Калитка была настежь, и дверь настежь, и хозяйка сидела на крыльце, свесив руки меж колен. На цепи рвалась, бесновалась собака, но женщина слегка только повернула к вошедшим голову, не спросила — чего им надо, не пошла за ними. Севастьянов взошел мимо нее на крыльцо вслед за Марией, вдвоем они прошли по комнатам; Коля войти не захотел. Комнаты были обставлены как в городе: зеркальный шкаф, хорошие стулья, кровати с блестящими шарами. «В голодуху за пшено да постное масло у городских повыменяли!» — объяснила Мария. Хата была под железом, во дворе крепкие постройки.
А Мариина хата крыта была соломой, и была в ней одна комната — почти пустая — да сени. Во весь двор — огород, наполовину уже оголенный, закиданный увядшей картофельной ботвой. Так и дохнула навстречу жизнь нищая, немилосердная, едва ступили на порог.
Коля Игумнов огляделся и спросил сочувственно:
— Такая молодая, и что же, одна живете, без никого?
— Как без никого? От, дети есть, — строго усмехнулась Мария. — Полная хата народу, как же без никого?
— А муж?..
— Муж? Пришел и ушел, и нет его, — сказала она жестко. — В семнадцатом пришел калекой с фронта, мы поженились. Три пальца у него отрезаны, но работать мог. Хату мы с ним построили. — Подняв голову, она оглядела беленый низкий потолок, и глаза ее налились слезами. — В долг вошли, отрабатывали… а потом надоела ему эта бедность, он и уехал ничего о нем не знаю. Нюська — последняя — без него уж родилась.

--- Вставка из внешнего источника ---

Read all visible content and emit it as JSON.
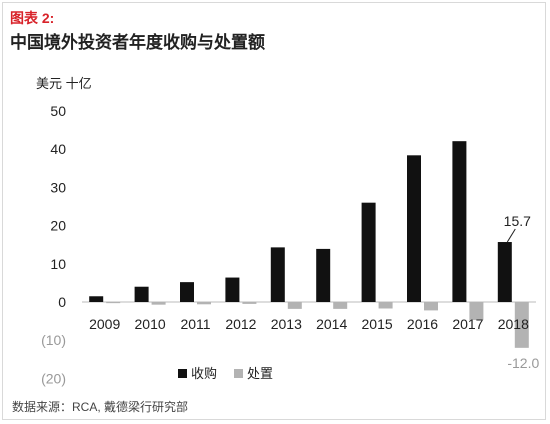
{
  "figure_label": "图表 2:",
  "title": "中国境外投资者年度收购与处置额",
  "source": "数据来源：RCA, 戴德梁行研究部",
  "colors": {
    "acquisition": "#111111",
    "disposal": "#b3b3b3",
    "label_red": "#d8232a"
  },
  "chart_data": {
    "type": "bar",
    "unit_label": "美元 十亿",
    "categories": [
      "2009",
      "2010",
      "2011",
      "2012",
      "2013",
      "2014",
      "2015",
      "2016",
      "2017",
      "2018"
    ],
    "series": [
      {
        "name": "收购",
        "values": [
          1.5,
          4.0,
          5.2,
          6.4,
          14.3,
          13.9,
          26.0,
          38.4,
          42.1,
          15.7
        ]
      },
      {
        "name": "处置",
        "values": [
          -0.3,
          -0.7,
          -0.6,
          -0.5,
          -1.8,
          -1.8,
          -1.7,
          -2.2,
          -4.7,
          -12.0
        ]
      }
    ],
    "yticks": [
      {
        "value": 50,
        "label": "50"
      },
      {
        "value": 40,
        "label": "40"
      },
      {
        "value": 30,
        "label": "30"
      },
      {
        "value": 20,
        "label": "20"
      },
      {
        "value": 10,
        "label": "10"
      },
      {
        "value": 0,
        "label": "0"
      },
      {
        "value": -10,
        "label": "(10)"
      },
      {
        "value": -20,
        "label": "(20)"
      }
    ],
    "ylim": [
      -20,
      50
    ],
    "annotations": [
      {
        "label": "15.7",
        "series": 0,
        "category": "2018"
      },
      {
        "label": "-12.0",
        "series": 1,
        "category": "2018"
      }
    ],
    "legend_position": "bottom-center"
  }
}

Она вытерла глаза воротничком кофточки и закончила неожиданно нежным, воркующим голосом:
— Очень от бедности мучился. Он сильно грамотный был, ему совсем другая требовалась жизнь. Он, например, таракана видеть не мог.
— Как будто другая жизнь сама собой построится, — заметил Севастьянов.
— От именно! — горячо подхватила Мария, и слез ее как не бывало. — И я ему говорила: если не сами мы, то кто же, правда? Не бог, не царь и не герой, правда?.. Но, конечно, трудно одной.
— У вас еще все впереди! — сказал Коля.
— Так видите, — сказала Мария, — жениться на мне никто не женится, с таким-то приданым? — Она кивнула на детей. — А другое что-нибудь я не могу себе позволить. Я если себе позволю, так будет крик и лай на всю Маргаритовку и с хуторами. Другой — простят, а мне не простят от столько. И про меня будет лай, и про бедняцкий наш класс, и про всю советскую власть, — сказала она гордо. Ясно было, что в ее сознании советская власть, бедняцкий класс и она сама, Мария Петриченко, — неразделимое целое, и этим диктуются все ее поступки.
Она кормила детей, укладывала их и рассказывала, как хитростями, взятками, угрозами зажиточные пытаются все прибрать к рукам, а она против этого борется. Они и ее хотели подкупить, кашемиру на платье набрали, как же; так она и взяла ихний кашемир! Детям сдобные коржики пхали: она запретила детям у них брать! — Некрашеный стол был в хате, лавка, две табуретки; между печью и стеной настланы нары для спанья. Кормила детей Мария деревянной ложкой, из чугунка с отбитым краем. Неровно оструганные, побеленные мелом столбы — дерево просвечивало сквозь мел — подпирали потолок. Сухо пахло глиной от земляного мазаного пола.